Vaccination against COVID-19 has both major public health and economic benefits. Although the net benefit of vaccination for the individual or on a population level should not be framed exclusively around the risks of myocarditis, quantifying this risk is important, particularly in young people who are less likely to have a severe ill-ness with SARS-CoV-2 infection.

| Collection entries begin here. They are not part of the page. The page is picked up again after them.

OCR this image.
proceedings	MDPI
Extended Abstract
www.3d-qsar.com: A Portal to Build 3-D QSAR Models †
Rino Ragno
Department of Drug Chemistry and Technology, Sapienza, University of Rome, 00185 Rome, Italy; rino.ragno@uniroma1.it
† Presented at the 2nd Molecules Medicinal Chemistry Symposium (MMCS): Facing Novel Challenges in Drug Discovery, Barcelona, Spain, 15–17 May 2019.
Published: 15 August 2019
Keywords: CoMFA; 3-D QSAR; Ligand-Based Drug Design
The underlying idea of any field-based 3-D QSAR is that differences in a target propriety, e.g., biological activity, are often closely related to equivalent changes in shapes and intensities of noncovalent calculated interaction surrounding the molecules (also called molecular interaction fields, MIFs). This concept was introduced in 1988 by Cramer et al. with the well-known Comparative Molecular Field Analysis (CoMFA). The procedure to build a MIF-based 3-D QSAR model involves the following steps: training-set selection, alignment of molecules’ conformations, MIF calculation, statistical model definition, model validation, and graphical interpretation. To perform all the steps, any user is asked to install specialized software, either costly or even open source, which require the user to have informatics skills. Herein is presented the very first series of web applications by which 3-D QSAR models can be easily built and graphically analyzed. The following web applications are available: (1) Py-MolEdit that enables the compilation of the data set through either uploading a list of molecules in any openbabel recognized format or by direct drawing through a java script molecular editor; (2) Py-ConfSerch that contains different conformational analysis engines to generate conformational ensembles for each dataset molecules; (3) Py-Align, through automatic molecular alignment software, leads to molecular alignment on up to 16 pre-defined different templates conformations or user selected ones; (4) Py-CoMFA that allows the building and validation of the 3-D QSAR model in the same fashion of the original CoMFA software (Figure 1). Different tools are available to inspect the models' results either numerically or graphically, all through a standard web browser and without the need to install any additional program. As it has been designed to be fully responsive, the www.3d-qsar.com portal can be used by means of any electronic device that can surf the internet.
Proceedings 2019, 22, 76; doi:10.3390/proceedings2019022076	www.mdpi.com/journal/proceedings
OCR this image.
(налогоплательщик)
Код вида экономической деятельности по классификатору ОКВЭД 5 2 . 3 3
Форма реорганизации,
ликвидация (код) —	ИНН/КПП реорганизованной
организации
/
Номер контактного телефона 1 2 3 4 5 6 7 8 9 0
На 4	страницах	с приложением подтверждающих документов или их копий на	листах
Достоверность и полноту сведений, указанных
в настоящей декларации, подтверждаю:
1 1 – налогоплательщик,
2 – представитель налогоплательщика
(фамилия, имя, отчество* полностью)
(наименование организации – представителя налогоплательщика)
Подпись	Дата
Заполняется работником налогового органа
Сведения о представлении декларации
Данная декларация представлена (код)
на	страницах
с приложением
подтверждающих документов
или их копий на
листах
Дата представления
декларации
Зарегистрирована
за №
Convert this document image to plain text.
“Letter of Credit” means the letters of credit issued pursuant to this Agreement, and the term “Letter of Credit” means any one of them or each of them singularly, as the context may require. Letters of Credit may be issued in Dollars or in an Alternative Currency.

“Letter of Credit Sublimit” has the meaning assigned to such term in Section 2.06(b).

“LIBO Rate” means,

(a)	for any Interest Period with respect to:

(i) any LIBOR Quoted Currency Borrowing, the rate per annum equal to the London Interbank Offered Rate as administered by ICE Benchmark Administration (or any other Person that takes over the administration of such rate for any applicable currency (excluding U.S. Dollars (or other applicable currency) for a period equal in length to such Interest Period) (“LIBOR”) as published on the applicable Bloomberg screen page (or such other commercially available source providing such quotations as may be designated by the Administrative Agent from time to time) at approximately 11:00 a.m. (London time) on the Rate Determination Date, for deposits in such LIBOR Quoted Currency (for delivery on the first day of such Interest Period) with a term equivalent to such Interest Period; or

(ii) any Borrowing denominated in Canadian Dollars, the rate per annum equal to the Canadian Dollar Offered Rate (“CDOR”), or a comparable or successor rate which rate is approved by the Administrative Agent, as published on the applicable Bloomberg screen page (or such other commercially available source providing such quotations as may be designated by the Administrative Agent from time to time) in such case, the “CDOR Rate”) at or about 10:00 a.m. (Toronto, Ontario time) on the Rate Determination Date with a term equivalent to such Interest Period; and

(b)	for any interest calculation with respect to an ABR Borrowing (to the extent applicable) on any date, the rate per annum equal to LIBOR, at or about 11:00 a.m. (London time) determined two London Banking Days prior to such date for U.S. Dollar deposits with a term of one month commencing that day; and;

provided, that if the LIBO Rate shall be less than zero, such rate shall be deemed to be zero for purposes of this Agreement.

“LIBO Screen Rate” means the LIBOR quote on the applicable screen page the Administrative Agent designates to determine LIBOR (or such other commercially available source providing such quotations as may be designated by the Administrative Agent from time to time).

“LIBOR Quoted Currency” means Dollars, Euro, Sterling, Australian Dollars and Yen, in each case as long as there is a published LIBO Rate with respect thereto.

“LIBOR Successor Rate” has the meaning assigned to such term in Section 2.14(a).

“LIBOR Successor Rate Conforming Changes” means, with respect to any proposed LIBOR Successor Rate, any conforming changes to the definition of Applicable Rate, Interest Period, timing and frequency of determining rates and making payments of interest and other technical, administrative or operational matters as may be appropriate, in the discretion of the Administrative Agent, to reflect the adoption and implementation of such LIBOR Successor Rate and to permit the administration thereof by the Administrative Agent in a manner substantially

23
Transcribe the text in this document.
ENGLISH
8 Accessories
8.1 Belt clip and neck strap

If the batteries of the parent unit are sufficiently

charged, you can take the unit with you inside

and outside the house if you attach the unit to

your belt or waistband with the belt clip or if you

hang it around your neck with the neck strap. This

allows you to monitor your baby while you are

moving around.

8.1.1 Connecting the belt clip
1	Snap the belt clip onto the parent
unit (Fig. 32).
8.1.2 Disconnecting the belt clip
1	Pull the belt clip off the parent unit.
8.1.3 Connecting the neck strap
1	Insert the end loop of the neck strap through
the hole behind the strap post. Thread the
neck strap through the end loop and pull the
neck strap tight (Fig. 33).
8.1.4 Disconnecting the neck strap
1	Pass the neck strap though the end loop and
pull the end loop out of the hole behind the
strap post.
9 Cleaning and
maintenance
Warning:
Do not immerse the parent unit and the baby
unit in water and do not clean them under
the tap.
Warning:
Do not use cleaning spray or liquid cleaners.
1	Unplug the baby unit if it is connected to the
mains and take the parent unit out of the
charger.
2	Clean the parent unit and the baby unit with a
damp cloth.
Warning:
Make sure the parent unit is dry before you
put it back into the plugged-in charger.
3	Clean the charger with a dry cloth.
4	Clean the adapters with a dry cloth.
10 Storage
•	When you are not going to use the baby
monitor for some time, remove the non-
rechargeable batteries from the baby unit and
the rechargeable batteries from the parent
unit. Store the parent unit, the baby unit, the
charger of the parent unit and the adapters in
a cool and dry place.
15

The risk of vaccine-associated myocarditis is small, with up to an additional 2 events per million people in the 28-day period after exposure to all vaccine doses other than mRNA-1273. This is substantially lower than the 35 additional myocarditis events observed with SARS-CoV-2 infection before vaccination. Furthermore, vaccination reduced the risk of infection associated myocarditis by approximately half, suggesting that the prevention of infection associated myocarditis may be an additional longer-term benefit of vaccination. The risk of vaccine-associated myocarditis is consistently higher in younger men, particularly after a second dose of mRNA-1273, where the number of additional events during 28 days was estimated to be 97 per million people exposed. An important consideration for this group is that the risk of myocarditis after a second dose of mRNA-1273 was higher than the risk after infection. Indeed, in younger women, although the relative risks of myocarditis were lower than in younger men, the number of additional events per million after a second dose of mRNA-1273 was similar to the number after infection. These findings may justify some reconsideration of the selection of vaccine type, the timing of vaccine doses, and the net benefit of booster doses in young people, particularly in young men.
It should also be noted that only the first occurrence of myocarditis in the study period is used in this analysis. Therefore, the results found for the risk of myocarditis after a third dose do not include repeated instances of myocarditis in the same individual.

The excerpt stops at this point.